Do copy testing for the digital age

Contributors

@paul-boag


Business Benefits

Conduct modern copy testing that delivers qualitative feedback to inform choices for direct-response copy.


Develop your research goals and questions for testing your copy.

  1. First, start with defining your research goals.
  2. Create a list of things you want to learn from copy testing. You can ask yourself: What is it that you want to know?
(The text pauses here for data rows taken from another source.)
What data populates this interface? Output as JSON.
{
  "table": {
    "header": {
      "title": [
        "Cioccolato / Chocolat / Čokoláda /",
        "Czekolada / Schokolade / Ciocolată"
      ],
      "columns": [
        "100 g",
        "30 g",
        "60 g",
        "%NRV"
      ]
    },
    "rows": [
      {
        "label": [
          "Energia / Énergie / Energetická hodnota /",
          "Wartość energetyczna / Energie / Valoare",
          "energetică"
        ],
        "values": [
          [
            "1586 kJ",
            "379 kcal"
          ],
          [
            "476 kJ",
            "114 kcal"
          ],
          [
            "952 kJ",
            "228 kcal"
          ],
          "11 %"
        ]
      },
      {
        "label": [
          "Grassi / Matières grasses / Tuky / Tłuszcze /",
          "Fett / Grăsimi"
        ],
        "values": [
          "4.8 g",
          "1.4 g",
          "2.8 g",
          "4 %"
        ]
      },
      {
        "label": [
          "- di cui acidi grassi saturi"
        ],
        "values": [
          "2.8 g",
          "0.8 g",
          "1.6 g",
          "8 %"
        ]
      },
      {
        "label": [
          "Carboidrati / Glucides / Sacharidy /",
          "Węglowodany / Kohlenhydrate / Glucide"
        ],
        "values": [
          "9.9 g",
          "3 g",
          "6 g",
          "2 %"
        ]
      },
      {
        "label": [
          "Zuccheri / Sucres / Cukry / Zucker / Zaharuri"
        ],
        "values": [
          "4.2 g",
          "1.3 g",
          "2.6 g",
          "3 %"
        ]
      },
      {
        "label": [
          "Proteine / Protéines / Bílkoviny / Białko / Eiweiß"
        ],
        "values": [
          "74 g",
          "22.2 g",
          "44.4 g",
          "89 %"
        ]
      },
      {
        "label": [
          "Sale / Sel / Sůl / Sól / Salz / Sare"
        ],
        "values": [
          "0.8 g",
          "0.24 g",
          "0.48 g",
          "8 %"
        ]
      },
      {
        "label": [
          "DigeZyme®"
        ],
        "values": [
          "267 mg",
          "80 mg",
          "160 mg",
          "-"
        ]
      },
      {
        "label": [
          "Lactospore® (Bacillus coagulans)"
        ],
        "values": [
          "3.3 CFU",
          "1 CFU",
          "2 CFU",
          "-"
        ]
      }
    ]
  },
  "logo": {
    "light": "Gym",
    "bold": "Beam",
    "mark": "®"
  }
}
Focus on uncovering friction and copy blind spots.
  3. Next, formulate your research questions accordingly.
  4. For example, you can ask questions about overall copy such as, “What doubts and hesitations do you have about this?” or a specific section of the page “On a scale of 1 to 5, how interesting is this?”.

Recruit between five and fifteen panelists to be part of your study.

Find people interested in your offer or your target audience, but are not customers yet to avoid bias. For example, for consumer products, interest-based Facebook groups are a good place to find people. For specific B2B customers, recruit from LinkedIn. Compensate the panelists for their time. The more niche or hard to get people are, the more you need to pay them.

Conduct qualitative research sessions with each of your panelists.

Run individual research sessions with each panelist. You can use any video conferencing tool with screen-sharing functionality to conduct your research. Ask the research questions you have prepared as the panelist reads the copy.

Create a spreadsheet to gather all your research data in one place.

Compile all the questions and answers you got from the panelists on your spreadsheet. Alternatively, use tools like Wynter to automate the research process for you.

Analyze quantitative research results to determine if your message is clear, makes people care, and makes them want to keep reading.

To assess how clear your message is, you can ask:

  • Do users understand your headline?
  • Do users understand your value proposition?
  • Is jargon or awkward phrasing getting in the way?

To assess how much people care, you can ask: Are you talking about the things that people care about?

To assess how much people want to keep reading, you can ask:

  • How interesting is the copy that comes after your headline?
  • Are you doing a good job of engaging your customers?

To ensure the answers are quantitative, ask for either yes or no answers, or a sliding scale (1-5).

Analyze qualitative research results to find places where your copy is incomplete, unclear, or offensive to your audience.

Use qualitative research to determine the words that your copy is missing. Identify incomplete or unclear product information as this can cause consumers to abandon their purchase. For example, after running a copy test on their website’s primary benefit page, SwipeGuide learned that testers were skeptical despite highlighting real, ROI-focused outcomes. They corrected this by embedding details about who achieved those results using testimonials from real people at real companies and explaining how they did it.

Assess qualitative research to determine when the words and copy you choose, do not resonate with your audience.

Identify trigger words that really turn your audience off based on the feedback you get. For example, SwipeGuide catalogues both good and bad keywords revealed in their qualitative research analysis. Another example, CXL conducted qualitative research to identify words and phrases that did not resonate with their audience. CXL found that certain words, like “Badass,” negatively triggered their audience and were able to remove them from their copy.